Ameloblast and Odontoblast Differentiation
Dental epithelium and mesenchyme are the two primary components in developing teeth. In both components, stem cells self-renew, proliferate, and differentiate into cells that form dental mineralized tissues, including ameloblasts and odontoblasts. How these stem cells proliferate and commit to ameloblast and odontoblast lineages remains elusive. We integrate information from bioinformatic datasets and molecular profiles in developing teeth to elucidate the differentiation trajectories of ameloblasts and odontoblasts.

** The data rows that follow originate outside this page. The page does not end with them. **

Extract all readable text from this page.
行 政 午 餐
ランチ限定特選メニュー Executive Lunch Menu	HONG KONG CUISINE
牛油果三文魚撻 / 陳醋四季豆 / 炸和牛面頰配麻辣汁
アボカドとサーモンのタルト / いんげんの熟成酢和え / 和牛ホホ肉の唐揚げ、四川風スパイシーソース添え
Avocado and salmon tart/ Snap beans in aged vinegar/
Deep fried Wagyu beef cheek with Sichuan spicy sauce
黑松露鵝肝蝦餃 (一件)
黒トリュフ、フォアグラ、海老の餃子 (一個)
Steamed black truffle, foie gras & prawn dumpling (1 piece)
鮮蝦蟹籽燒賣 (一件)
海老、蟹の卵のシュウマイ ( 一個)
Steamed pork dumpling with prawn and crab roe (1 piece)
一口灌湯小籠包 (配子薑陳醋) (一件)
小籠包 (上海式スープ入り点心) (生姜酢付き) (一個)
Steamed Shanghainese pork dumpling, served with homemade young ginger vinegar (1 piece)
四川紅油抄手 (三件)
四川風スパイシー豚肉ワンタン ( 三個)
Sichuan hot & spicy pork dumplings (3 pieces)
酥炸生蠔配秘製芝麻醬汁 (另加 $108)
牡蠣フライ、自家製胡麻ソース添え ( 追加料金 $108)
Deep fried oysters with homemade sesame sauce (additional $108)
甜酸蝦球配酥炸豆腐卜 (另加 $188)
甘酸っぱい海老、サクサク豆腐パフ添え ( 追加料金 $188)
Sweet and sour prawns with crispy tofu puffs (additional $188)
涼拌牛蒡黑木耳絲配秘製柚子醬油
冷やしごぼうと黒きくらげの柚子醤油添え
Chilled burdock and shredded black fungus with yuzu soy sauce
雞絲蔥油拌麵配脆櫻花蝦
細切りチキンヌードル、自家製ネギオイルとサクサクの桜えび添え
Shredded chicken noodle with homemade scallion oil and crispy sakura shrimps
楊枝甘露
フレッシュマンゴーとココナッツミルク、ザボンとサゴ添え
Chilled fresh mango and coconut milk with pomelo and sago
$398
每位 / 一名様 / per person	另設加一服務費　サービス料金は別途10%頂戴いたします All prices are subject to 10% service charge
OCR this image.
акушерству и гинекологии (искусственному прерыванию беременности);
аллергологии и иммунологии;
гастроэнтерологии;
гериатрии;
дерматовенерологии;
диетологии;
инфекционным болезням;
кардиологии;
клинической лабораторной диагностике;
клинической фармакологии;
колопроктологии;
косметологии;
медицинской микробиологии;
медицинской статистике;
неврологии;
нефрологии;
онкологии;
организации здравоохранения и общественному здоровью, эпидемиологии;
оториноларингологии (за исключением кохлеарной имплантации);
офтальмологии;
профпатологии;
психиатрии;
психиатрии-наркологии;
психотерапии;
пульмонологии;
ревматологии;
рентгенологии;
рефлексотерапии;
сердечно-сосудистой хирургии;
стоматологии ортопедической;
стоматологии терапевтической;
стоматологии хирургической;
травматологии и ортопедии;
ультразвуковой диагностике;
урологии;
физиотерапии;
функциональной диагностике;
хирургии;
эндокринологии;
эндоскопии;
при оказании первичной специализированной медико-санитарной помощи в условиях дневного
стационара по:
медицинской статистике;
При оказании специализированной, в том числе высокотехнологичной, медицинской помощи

Enamel Mineralization Front
Unlike dentin mineralization that occurs in a collagenous matrix, enamel mineralization is tightly associated with the distal plasma membrane of ameloblasts. Dental enamel mineral ribbons are initiated between mineralized dentin and the distal membrane of ameloblasts. They are then elongated during the secretory stage and thickened during the maturation stage. Apart from the major enamel matrix proteins, there are other molecules at the enamel mineralization front that are essential for the initiation, attachment, and elongation of enamel mineral ribbons during the secretory stage. Some of these molecules are associated with the classical basement membrane, even though the basement membrane structure is not present at the secretory stage enamel mineralization front. We use morphological, molecular, and ultrastructural approaches to study these proteins using transgenic mouse models.